During the Saudi-U.S. Investment Forum in Riyadh, Nvidia CEO Jensen Huang announced that the company plans to sell over 18,000 units of its Blackwell GB300 AI chips to Saudi Arabia’s Humain, the government-backed AI firm owned by the Public Investment Fund (PIF).
The chips are intended to power a 500-megawatt AI data center currently under development in the Kingdom, marking one of the most ambitious AI infrastructure projects in the region.
The announcement was made alongside U.S. President Donald Trump’s official visit to Saudi Arabia, part of a Gulf tour that includes Qatar and the UAE, with participation from top officials and executives.
The Blackwell GB300 is Nvidia’s most advanced AI chip to date, officially unveiled earlier this year.

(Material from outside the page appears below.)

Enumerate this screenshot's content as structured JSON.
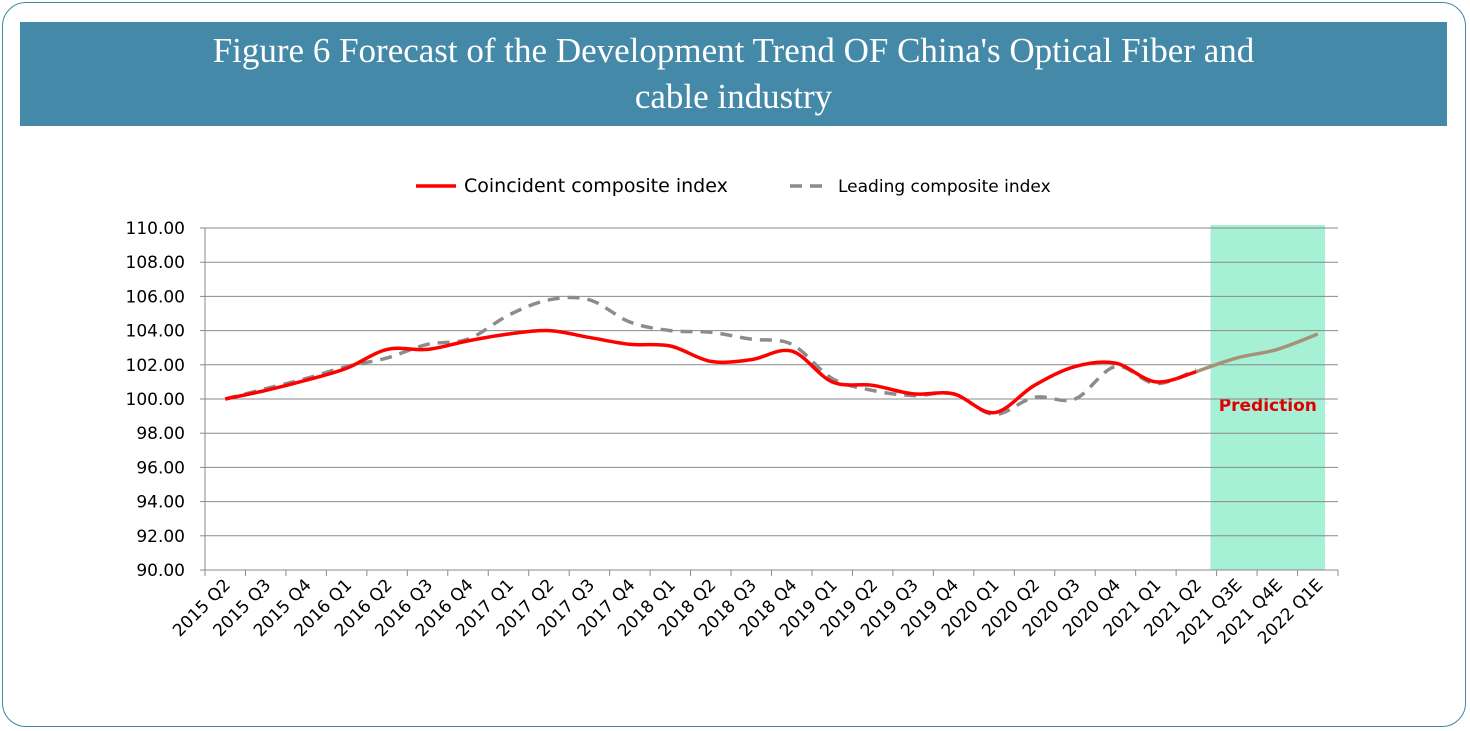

Jensen Huang said at the forum:
“I’m very pleased to be here to celebrate the grand opening and the launch of Humain. It is truly an amazing vision for Saudi Arabia to build AI infrastructure in your country, so you can participate and help shape the future of this transformative technology.”
He added:
“Saudi Arabia is rich in energy, and you are transforming that energy into AI supercomputers powered by Nvidia—essentially factories of intelligence.”
Humain’s vision includes developing foundational AI models, building hyperscale data centers, and deploying hundreds of thousands of Nvidia GPUs over time.
Following the announcement, Nvidia’s stock surged over 5% during Tuesday’s trading on Wall Street.
This news comes shortly after the U.S. Department of Commerce announced its intention to replace the previous Biden-era chip export policy with a “much simpler rule”, potentially easing export paths for companies like Nvidia.